Atlet veteran itu awalnya pergi berlatih di Malaysia pada Februari 2020. Hal itu merupakan saran dari pelatih. Menurut Gao, akan lebih baik baginya saat dia fokus pada kualifikasi ke Tokyo.
Namun, beberapa minggu kemudian muncul pembatasan sosial karena pandemi Covid-19. Hal itu membuat Diaz harus menghadapi kenyataan tutupnya gym, kurangnya akses ke peralatan angkat besi dan ketidakpastian apakah Olimpiade akan diadakan atau tidak sama sekali.
Selama berbulan-bulan, Diaz dan timnya terjebak di sebuah blok apartemen di ibu kota Kuala Lumpur. Mereka terpaksa berlatih di dalam kamar. Namun, mereka harus berhati-hati agar tidak merusak lantai keramik saat berlatih dengan beban.
Pada Oktober tahun lalu, dia pindah ke negara bagian pantai selatan Melaka. Mereka menempati sebuah rumah milik seorang pejabat angkat besi Malaysia. Di sana dia terpaksa berlatih di garasi rumah selama beberapa bulan. Barbel bertebaran di gym dadakan tersebut, tetapi semangat Diaz tidak goyah.

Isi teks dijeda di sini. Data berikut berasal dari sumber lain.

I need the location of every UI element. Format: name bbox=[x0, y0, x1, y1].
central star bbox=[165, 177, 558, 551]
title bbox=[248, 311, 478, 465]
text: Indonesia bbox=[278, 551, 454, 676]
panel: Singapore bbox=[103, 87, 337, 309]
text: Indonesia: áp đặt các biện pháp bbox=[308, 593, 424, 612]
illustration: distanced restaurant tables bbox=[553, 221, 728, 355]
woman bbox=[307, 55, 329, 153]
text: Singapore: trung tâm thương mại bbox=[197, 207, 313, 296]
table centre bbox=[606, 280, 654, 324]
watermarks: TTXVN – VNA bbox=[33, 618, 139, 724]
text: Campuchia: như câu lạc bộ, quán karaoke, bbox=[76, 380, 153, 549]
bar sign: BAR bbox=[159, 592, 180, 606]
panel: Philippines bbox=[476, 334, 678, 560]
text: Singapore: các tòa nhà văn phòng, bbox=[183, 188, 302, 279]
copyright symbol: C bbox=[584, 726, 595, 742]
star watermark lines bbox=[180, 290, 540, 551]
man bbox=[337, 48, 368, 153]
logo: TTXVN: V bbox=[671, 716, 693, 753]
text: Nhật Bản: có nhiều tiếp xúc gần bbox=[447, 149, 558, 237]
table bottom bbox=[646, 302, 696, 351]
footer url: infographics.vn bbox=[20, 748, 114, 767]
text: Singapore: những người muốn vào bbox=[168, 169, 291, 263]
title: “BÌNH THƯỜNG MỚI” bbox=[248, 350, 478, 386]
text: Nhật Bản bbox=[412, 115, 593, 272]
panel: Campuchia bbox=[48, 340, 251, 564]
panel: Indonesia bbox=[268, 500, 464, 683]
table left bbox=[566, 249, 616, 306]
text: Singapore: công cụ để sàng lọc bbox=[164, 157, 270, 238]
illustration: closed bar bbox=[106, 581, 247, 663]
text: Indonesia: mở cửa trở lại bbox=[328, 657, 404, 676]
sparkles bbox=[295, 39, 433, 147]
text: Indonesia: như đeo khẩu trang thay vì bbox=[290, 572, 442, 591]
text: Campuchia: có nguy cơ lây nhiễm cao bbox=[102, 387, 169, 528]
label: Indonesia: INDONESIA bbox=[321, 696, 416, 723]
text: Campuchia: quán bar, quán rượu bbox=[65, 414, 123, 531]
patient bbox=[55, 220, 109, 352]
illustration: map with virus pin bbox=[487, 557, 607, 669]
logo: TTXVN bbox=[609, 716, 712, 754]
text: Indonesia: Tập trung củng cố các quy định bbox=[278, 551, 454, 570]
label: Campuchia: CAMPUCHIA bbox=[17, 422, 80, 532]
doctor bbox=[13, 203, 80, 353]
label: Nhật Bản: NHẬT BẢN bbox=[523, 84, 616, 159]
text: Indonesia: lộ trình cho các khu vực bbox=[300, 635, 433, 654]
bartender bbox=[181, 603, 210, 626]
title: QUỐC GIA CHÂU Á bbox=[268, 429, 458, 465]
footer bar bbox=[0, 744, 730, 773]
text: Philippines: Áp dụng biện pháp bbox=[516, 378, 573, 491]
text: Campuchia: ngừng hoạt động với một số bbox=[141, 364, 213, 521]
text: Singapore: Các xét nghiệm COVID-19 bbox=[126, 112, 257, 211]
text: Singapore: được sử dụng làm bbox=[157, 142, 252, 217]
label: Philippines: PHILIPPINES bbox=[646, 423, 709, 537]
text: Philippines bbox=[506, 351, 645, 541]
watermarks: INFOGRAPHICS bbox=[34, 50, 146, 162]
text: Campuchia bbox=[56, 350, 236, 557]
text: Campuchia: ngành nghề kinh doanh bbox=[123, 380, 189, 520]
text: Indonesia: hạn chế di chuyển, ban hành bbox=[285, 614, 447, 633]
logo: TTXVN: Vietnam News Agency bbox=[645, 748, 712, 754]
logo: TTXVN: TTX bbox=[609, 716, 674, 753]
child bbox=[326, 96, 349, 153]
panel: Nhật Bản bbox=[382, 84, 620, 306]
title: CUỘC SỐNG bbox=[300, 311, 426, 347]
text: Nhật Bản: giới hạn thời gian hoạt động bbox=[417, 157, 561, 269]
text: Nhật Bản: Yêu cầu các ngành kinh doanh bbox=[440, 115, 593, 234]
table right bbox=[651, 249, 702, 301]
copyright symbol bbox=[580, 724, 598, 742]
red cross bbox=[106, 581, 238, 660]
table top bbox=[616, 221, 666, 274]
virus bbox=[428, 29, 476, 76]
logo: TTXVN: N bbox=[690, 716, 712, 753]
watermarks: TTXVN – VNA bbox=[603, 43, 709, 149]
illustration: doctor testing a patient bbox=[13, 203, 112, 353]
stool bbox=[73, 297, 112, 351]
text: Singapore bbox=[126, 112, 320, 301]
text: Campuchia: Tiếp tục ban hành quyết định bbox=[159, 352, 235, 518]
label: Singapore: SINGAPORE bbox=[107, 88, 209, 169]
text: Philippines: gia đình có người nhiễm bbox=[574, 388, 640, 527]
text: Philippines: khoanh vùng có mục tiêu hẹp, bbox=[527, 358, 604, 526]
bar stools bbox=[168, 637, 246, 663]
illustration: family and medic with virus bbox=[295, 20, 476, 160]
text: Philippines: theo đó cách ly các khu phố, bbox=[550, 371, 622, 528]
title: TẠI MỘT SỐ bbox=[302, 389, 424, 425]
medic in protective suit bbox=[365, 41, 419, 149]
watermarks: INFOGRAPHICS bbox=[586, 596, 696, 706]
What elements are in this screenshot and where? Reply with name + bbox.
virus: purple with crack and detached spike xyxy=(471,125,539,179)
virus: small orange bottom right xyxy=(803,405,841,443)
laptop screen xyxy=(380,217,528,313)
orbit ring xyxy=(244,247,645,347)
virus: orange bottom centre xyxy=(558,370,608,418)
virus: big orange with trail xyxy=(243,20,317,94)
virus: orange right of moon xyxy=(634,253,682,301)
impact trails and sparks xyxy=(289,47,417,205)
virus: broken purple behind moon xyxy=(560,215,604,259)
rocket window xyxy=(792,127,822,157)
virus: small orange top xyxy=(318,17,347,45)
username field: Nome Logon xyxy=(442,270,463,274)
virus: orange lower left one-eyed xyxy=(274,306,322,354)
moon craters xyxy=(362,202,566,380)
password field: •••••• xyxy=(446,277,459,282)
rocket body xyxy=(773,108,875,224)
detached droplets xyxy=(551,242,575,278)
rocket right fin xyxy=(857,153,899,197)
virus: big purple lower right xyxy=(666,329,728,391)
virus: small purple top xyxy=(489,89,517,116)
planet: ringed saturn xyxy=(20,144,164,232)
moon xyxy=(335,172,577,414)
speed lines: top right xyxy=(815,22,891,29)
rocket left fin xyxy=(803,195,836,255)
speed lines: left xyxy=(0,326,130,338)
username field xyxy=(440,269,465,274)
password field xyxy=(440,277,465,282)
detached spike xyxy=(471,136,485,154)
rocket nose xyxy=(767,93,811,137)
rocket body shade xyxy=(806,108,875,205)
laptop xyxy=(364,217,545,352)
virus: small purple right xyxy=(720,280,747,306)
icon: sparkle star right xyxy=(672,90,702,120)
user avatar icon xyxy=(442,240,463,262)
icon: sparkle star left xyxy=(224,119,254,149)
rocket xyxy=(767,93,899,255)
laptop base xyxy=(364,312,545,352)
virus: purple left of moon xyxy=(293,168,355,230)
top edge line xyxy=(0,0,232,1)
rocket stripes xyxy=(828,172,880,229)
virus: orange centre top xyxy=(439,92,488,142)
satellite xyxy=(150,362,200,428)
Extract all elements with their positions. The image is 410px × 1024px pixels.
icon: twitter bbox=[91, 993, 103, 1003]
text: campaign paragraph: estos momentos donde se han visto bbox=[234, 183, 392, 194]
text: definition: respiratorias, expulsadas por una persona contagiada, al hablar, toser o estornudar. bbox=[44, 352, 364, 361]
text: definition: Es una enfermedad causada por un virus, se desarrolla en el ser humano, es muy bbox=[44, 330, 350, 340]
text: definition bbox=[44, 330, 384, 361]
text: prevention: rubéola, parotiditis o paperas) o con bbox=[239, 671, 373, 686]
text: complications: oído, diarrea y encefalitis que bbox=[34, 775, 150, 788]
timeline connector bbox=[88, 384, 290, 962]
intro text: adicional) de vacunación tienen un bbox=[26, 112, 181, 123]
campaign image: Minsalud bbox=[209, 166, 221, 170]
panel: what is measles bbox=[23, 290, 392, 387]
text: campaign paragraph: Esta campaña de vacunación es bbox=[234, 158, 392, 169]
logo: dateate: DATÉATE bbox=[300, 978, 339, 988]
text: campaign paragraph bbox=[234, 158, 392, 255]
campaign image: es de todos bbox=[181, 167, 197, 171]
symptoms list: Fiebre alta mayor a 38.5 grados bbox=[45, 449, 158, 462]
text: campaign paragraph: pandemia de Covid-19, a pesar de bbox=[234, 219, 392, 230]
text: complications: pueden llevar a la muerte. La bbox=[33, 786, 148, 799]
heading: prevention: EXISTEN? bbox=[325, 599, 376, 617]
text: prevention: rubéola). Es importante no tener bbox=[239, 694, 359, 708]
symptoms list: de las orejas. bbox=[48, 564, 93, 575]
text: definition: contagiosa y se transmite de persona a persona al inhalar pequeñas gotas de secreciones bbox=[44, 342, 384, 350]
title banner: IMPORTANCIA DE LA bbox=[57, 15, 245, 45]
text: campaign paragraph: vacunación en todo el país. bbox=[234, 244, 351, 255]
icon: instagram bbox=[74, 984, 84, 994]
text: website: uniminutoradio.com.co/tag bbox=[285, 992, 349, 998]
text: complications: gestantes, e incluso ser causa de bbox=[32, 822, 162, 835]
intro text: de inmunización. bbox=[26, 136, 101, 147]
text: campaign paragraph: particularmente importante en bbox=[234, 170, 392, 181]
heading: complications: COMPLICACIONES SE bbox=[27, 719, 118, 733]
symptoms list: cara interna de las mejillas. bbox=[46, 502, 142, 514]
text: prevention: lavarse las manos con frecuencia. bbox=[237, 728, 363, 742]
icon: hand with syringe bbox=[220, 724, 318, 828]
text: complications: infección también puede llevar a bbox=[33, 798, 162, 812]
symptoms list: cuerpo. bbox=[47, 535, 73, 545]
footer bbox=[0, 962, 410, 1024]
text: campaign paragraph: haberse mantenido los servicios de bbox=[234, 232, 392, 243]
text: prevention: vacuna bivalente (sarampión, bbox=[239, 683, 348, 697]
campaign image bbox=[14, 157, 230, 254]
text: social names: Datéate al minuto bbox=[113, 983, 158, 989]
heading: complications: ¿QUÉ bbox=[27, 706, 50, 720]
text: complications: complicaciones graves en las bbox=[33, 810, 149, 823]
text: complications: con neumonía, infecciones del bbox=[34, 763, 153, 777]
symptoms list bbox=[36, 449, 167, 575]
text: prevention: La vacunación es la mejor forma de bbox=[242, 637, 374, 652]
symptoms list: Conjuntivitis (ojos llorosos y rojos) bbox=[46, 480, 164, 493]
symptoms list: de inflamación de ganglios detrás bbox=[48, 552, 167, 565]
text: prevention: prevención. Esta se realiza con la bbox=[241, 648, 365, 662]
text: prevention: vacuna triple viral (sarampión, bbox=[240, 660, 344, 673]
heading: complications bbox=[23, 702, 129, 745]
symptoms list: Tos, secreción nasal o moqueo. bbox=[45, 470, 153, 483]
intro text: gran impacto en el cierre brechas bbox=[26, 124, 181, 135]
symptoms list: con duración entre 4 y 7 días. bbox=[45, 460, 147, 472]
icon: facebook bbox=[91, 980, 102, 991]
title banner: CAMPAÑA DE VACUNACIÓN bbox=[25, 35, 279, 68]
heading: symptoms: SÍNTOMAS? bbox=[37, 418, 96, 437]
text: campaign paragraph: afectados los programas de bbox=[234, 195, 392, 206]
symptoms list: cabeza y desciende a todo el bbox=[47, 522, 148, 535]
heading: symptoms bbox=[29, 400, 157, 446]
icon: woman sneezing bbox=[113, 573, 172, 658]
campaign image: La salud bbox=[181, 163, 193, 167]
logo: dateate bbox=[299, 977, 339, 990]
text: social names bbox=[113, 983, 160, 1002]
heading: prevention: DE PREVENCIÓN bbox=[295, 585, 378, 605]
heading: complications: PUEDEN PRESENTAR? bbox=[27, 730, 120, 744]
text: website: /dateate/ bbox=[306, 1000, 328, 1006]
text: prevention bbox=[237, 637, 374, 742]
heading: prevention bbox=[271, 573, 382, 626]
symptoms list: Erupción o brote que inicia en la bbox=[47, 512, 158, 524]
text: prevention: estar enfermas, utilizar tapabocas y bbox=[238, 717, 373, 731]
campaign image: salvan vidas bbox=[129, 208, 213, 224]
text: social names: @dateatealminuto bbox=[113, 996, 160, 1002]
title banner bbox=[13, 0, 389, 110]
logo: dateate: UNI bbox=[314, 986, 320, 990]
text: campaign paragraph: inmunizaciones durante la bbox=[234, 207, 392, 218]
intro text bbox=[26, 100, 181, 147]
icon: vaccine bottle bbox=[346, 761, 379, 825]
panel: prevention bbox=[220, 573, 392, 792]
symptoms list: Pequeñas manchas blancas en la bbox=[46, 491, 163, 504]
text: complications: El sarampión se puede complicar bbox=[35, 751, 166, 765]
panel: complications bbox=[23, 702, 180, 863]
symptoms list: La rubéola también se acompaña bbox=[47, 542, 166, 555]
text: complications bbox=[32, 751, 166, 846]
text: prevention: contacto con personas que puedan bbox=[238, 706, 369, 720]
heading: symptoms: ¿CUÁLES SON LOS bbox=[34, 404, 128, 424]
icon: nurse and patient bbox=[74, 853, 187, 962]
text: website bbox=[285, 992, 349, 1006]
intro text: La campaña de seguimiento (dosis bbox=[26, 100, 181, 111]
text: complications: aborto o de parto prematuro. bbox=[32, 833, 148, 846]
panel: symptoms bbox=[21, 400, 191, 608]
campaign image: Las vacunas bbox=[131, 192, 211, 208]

Kini, segala kesulitan telah terbayar. Dia akan disambut sebagai pahlawan ketika kembali ke Filipina.
“Saya tidak tahu apakah saya seorang pahlawan nasional,” katanya setelah memenangkan emas bersejarah Olimpiade.
“Tapi saya bersyukur Tuhan menggunakan saya untuk menginspirasi semua generasi muda dan semua orang Filipina untuk terus berjuang selama pandemi ini,” tutupnya.
Gaya Latihan Hidilyn Diaz
Bagi Filipina, ini adalah pertama kalinya lagu kebangsaan berkumandang dalam seremoni pengalungan medali. Ini juga menjadi emas olimpiade pertama dalam kurun 97 tahun lamanya.
Semua pasti tak mengira bahwa sukses Hidilyn diraih dengan perjuangan, darah, dan air mata. Ia berlatih tak mengenal lelah, meski dengan peralatan seadanya dan sederhana. Bahkan, ia juga tak masalah dengan mengangkat barbel di halaman rumahnya. Hal ini untuk melatih otot-ototnya demi sukses dalam Olimpiade Tokyo 2020. Selain itu, ia juga seringkali menggunakan kusen pintu, sambil mengangkat tas atau dua galon kecil untuk melatih kekuatan ototnya.

Potret latihan sederhana Hidilyn memang bukan mengada-ada. Faktanya ia berasal dari keluarga miskin. Ia tinggal bersama orangtua dan kelima saudaranya.
Karena kemiskinannya, sewaktu kecil Hidilyn sempat bercita-cita bekerja di bank supaya bisa mendapat banyak uang. “Lalu menikah, memiliki anak. Sama sekali tak berpikir tampil di olimpiade. Ayahku sebelumnya bekerja sebagai tukang becak, lalu petani dan nelayan,” ujar Hidilyn menceritakan cerita keluarganya.
Lalu angkat besi-lah yang mengangkat derajat kehidupannya. Berkat angkat besi, Hidilyn mendapat beasiswa dan bisa bepergian ke luar negeri.
Angkat besi juga yang membantu keluarganya lepas dari kemiskinan. “Saya bisa membelikan tanah untuk saudara-saudaraku dan untuk tempat latihanku. Saya bisa membantu keluarga dan anak-anak yang hidup tanpa memiliki rumah,” ujarnya.